My children all have families of their own. Their addresses are spread over Australia and New Zealand. They are beautiful adults with firm goals and hopes and dreams as all ( or most?) parents are. I admire their energie, their drive and commitment to their children and each other. No road is smooth, no journey without it's disappointments and challenges. Still they journey on - together with the occasional input, where and when asked, needed or offered, by me as their 'living at a distance' mum.
And last weekend I had one of those moments. A few years ago one of my grandsons asked me to play an online computer game with him. I bought the game- tried to get the hang of it- yes, I did try, but eventually he did opt out and played with his friends- saying, " It is ok oma, this is just not your thing". We did play Scrabble too a while- which was also fun.

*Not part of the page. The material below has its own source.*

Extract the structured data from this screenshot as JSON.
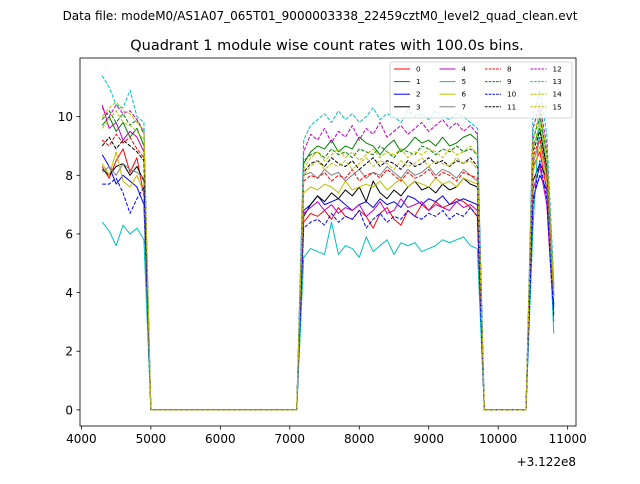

So in sense we shared the same space as if I was there visiting. It felt good.
Now that same grandson is heading for his last year High School. At his age it is still very hard for him to know in which direction he wants to go - in deciding on future study plans. And that isn't unusual. Having to choose something for life when you've just come calling. For a wee moment I felt useless. As a mum of 3, a former teacher and having worked with students I am only too aware of how frustratingly hard this choice making situation can be. Not only for the child but also the adults, the parents who feel unable to communicate or advise on this matter without it becoming a challenging conversation- leading to more frustration. Some parents have this dream that their child will follow in their footsteps ( profession) and some definitely don't want that at all.
So now, my grandson and I have chatted about this for a while- and I made him an offer. I suggested that he and I work together on finding what suits his style, knowledge and interest. We are going on a treasure hunt together. With regular 'meets' online, we will dive into the possibilities with as goal- some sort of answer to the question: Where to after this.....! After all, if I was in the neighbourhood - I would do the same.
At the present point in time we are looking at making a schedule, setting goals ( one step at a time) and learning how we can both become disciplined in this exciting journey together. It involves trust and commitment by us both- because I need to also deliver the support, encouragement and follow ups - to keep the ball rolling. There is no real ' big brother' check up system in place- just our own honesty and perseverance. I am keen to get started and especially excited about - the journey itself. We will use 2016 to travel together. How cool is that?
TOGETHER with my grandson - from a distance - but on the same wave length.